Village in Warwickshire, England

Weston-on-Avon is a village and civil parish in Stratford-on-Avon district, in Warwickshire, England. The population of the parish taken at the 2011 census was 170. It is about 3 mi south-west of the town of Stratford-upon-Avon. It has a church called All Saints Church.

==History==
Originally in Gloucestershire, Weston-on-Avon was transferred to Warwickshire in 1931. The Domesday Book recorded that Weston was one of about six villages in the area given to Hugh de Grandmesnil as reward for his help at the Battle of Hastings.
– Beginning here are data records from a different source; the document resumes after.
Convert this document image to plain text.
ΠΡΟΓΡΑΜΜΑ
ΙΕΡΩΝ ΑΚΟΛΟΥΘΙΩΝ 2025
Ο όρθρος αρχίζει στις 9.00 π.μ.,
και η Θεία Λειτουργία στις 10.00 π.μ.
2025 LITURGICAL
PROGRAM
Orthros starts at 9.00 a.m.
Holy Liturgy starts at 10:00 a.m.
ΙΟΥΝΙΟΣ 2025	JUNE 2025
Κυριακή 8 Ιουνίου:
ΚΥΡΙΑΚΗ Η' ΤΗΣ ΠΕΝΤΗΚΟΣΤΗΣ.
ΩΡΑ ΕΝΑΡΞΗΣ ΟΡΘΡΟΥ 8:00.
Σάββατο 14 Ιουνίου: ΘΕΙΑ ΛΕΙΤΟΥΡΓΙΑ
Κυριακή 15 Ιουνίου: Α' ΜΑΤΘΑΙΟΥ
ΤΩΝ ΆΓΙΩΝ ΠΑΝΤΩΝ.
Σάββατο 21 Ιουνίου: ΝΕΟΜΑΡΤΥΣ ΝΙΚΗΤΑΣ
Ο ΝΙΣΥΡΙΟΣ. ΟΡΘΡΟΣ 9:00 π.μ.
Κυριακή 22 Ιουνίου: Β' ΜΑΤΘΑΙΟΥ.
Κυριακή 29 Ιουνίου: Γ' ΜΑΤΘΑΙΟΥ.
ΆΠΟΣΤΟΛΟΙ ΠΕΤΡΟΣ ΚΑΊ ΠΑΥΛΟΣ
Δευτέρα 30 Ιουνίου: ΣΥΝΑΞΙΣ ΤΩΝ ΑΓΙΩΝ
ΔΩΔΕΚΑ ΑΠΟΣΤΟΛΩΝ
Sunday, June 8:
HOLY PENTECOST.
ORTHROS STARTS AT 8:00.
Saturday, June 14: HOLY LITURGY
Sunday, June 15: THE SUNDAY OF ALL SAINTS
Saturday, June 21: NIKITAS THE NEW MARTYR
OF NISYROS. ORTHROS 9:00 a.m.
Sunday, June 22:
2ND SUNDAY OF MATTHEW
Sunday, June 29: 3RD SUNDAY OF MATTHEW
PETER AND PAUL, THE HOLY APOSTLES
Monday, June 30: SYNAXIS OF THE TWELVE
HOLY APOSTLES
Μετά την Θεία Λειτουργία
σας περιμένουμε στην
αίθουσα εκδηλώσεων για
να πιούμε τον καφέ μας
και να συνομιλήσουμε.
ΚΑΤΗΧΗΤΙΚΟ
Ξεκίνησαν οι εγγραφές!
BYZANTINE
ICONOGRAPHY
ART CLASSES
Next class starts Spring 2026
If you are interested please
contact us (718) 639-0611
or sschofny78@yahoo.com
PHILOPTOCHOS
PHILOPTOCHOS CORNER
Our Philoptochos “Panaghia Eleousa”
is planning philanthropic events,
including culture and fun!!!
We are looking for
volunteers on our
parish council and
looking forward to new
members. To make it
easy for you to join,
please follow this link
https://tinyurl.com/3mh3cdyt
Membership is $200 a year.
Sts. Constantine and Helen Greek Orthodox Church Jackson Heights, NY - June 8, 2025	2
The same Hugh holds Weston-on-Avon.and Roger holds of him. There are four hides. Baldwin held it TRE. In demesne two ploughs and six villans with three ploughs. There are four slaves and five female slaves and a mill rendering ten shillings. It was worth £7, now £6.

==Notable people==
- Robert Fisher Tomes, English farmer and zoologist, was born here on 4 August 1823.
- Sir John Greville, an MP in seven Parliaments, was buried here in 1444; there is also a stained glass window fragment showing him and his wife in St Peter's Church
- Sir John Tomes, English dentist and campaigned for the registration of dentists, was born here on 21 March 1815.
- John Trapp, vicar of Weston and Anglican Bible commentator, died here in 1669.